The Ace Hotel & Swim Club, in Palm Springs, represents an exponential leap forward for Ace. In addition to its 180 rooms, the hotel is an expansive, self-contained, five-acre resort, the kind of carefree, slightly enchanted place where you could easily while away several indolent days without ever leaving the property.
“For what you pay, you get a lot,” Calderwood says. “It’s a rich experience.”
Unless you want a suite or a room with a private patio, what you pay is $89. And this time around you have your own bathroom.
The first indication that the Ace Palm Springs is no longer a generic, garden-variety motor inn is at check-in, where guests are greeted with a 100-square-foot diorama installed in the soffit above the front desk. Part Salvador Dalí, part Robert Rauschenberg, the diorama is the handiwork of California artists Alice Lodge and Clare Crespo, who were commissioned by Commune to create the piece, called Bower Birds. “We decided to do a sort of traditional-looking diorama, like you might see at a small nature center somewhere, with taxidermy and plants. But, of course, we let it get a bit surreal,” Alonso says. “The coyote is wearing necklaces, the chipmunks are decorating their den with blue objects they have found in the sand, and a flock of monarch butterflies has mysteriously descended on a lavender cactus. I love the idea that when people are not around, animals might be up to some beautiful and magical stunts.”
For the gimlet-eyed, there are additional clues to alert you to the fact that things have radically changed down at the old Westward Ho/Howard Johnson on East Palm Canyon Drive. In lieu of curtains or solar shades for the oversize plate-glass windows in the lobby, for example, Commune tapped artist Michael Schmidt to create a massive macramé installation. Nearby, adjacent to the front desk, there is an ATM and a period-perfect photo booth where, for $3, you can get four quickie self-portraits.
If art and craft are conspicuous in the public spaces, Commune and Ace also did not scrimp on the aesthetic amenities when it came to the rooms, which they all but gutted.
To help support the “urban camping” conceit, two of the rooms’ four walls are hung, floor to ceiling, with loose canvas, which gives the spaces a soft, rippling, tent-like quality. The other two walls are covered with white slatted-wood panels that come complete with S-hooks and clips for hanging clothes and art. For the windows and for the French doors that lead out to the walled-in patios on many of the ground-floor rooms, there is a layer of mosquito netting to blunt the light and, over that, a second layer of canvas to completely block it out. The bedcovers are also canvas, punched up a bit with silk-screened abstract graphics by Free City.
The bedside tables are the work of sculptor and furniture maker Alma Allen, who created a stumplike wooden cylinder for the telephone on one side and a low rectangular four-legged table on the other for a Revlon-red Music Hall turntable and a black amplifier-receiver, complete with five vintage vinyl records handpicked by Ace.

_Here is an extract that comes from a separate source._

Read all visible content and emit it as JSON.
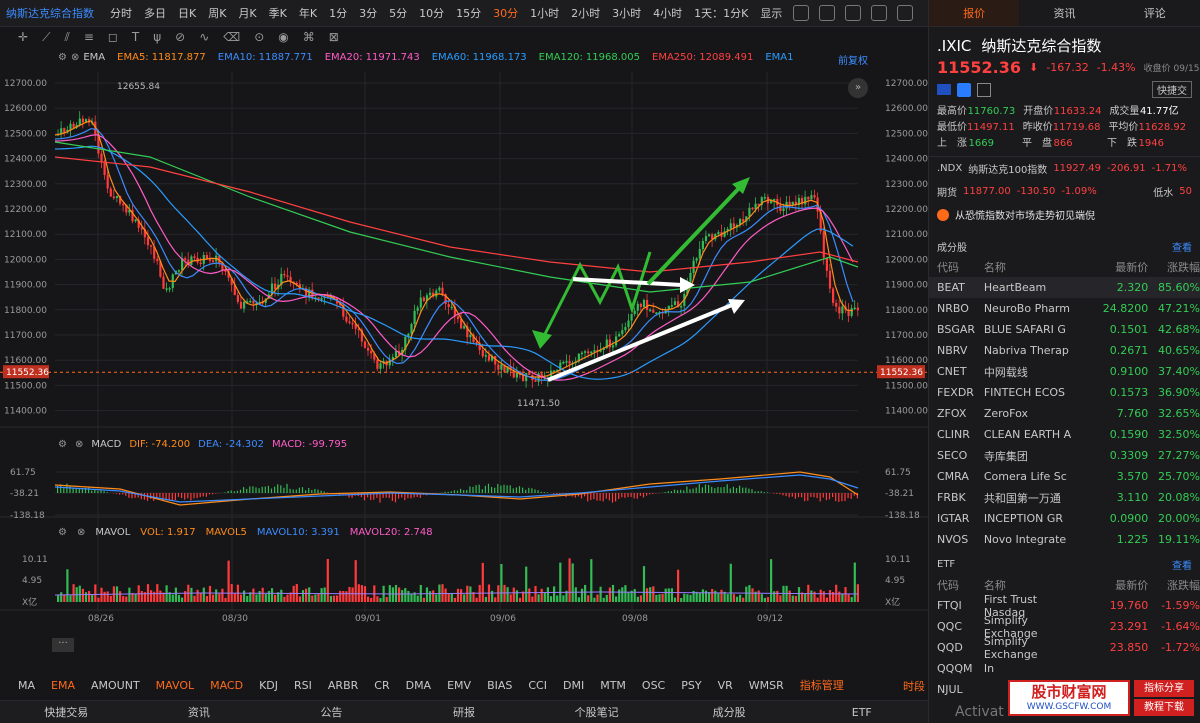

Rather than buy conventional reading lamps, Commune commissioned Los Angeles artist Robert Lewis to design what he calls “love lights,” stubby, baton-like cylindrical white metal fixtures with a high-watt white reading light on one end and a low-watt red bulb on the other end for…mood. In the spirit of the red-bulb end of the mood-enhancing lamps, each room comes complete with a round tin—marked xxx—containing two condoms.
In addition to doubling the size of the existing swimming pool, which they enveloped with rope-and-metal canopied chaise longues, Commune added a second pool and a new 3,000-square-foot building for special events, which features monumental steel-and-glass doors that retract into the roofline to blur the distinction, in the venerable tradition of southern California, between inside and outside. They also erected a long arbor lined with hammocks for taking in the shade, and built a new retail store and pool kiosk that form the base for a “stargazing deck,” complete with lounge chairs.
According to Calderwood, the Ace spa is less about self-indulgence and being pampered, and more about a “holistic” approach to “health and well-being.” To help communicate the difference, Com- mune erected three round canvas Mongolian yurts, with insulated, batik-lined interior walls, for massages. Adjacent to the yurts, a concrete-block building contains a steam room and sauna, in addition to treatment rooms. The spa building also houses a fully equipped gym, which is open 24 hours a day.
Next to the restaurant, just off the lobby, is a well preserved memento of things past: an in-house watering hole called the Amigo Room. It’s a cavelike black-brick bar with upholstered booths, a cork-tiled floor, and Mexican pesos embedded in the transparent tabletops.
Considering what they went through to get their jobs, it was surely welcome news to the Ace staff that the hotel’s “uniforms” are anything but standard issue. Calderwood contacted Levi’s and made a deal for three models of jeans—employees have their pick—and then he hit American Rag and Jet Rag in Los Angeles, buying up scores of vintage cowboy shirts to complete the Ace look.